Oireachtas Joint and Select Committees

Tuesday, 16 April 2019

Joint Oireachtas Committee on Agriculture, Food and the Marine

Future of the Beef Sector: Discussion (Resumed)

Mr. Eoin Donnelly:

I will first address the queries on targets and sustainability. We need to get to a situation where there is a reasonable apportioning of the value of the product through the supply chain, from the producer to the processor to the retailer and ultimately to the consumer, and we need to have some bandwidth there to reward very productive farmers who are at the top of their game so they make a variance against that standard and do well, while those who are not performing have an adverse variance against the standard. The same goes for the processing plants. If they perform well, they do well, and if they do not, they do not do well. Until we get to that point, the balance of the retail share across the supply chain needs to be targeted. If it is not targeted, the primary producer will continue to get the thin end of the wedge because the price pressure will continue to go down. Meat Industry Ireland has already alluded to the fact today that beef is being used as a loss leader for the retailers. Who ultimately will pay for this? The retailer will pass that cost back to the producer. The producer, with a dominant position, will pass it back to the primary producer. It is inevitable. That is our opinion on sustainability and the targets to 2025.

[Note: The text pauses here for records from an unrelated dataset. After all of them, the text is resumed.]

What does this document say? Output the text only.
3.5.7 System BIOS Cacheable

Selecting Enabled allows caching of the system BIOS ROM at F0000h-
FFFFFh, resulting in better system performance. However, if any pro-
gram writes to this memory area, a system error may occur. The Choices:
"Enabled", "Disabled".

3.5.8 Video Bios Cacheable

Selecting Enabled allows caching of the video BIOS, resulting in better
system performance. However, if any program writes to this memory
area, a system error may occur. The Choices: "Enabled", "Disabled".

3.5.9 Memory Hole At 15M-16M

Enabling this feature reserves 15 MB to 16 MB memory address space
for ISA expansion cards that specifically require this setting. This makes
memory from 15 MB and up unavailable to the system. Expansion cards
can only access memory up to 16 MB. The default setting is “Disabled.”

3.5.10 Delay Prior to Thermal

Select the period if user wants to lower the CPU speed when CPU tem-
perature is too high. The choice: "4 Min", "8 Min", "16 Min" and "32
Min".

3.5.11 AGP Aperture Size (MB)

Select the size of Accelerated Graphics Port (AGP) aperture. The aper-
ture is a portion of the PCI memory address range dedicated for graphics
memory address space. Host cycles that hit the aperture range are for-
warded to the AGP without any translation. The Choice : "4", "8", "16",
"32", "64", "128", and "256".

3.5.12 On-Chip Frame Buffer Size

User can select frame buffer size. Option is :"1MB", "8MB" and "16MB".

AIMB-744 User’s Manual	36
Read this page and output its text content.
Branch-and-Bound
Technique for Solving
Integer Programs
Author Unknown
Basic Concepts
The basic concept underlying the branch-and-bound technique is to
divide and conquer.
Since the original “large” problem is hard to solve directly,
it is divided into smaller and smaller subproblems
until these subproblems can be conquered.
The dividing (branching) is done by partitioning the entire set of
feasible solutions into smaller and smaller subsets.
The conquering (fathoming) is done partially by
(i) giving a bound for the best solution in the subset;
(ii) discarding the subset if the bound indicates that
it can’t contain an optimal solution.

On the issue of feedlots, there is an interesting number here. For designated health status for TB to allow farms to trade, the TB level for Ireland is 3.7%. If a designation to support a TB status herd is for 3.7% of the cattle in the country, how can we have 18% of cattle coming from those feedlots? It is certainly my position that the system is being abused. If TB is at 3.7% in the State and 18% of cattle coming from those designated feedlots, is it the case that those feedlots are just unfortunate that they happen to have TB at that magnitude?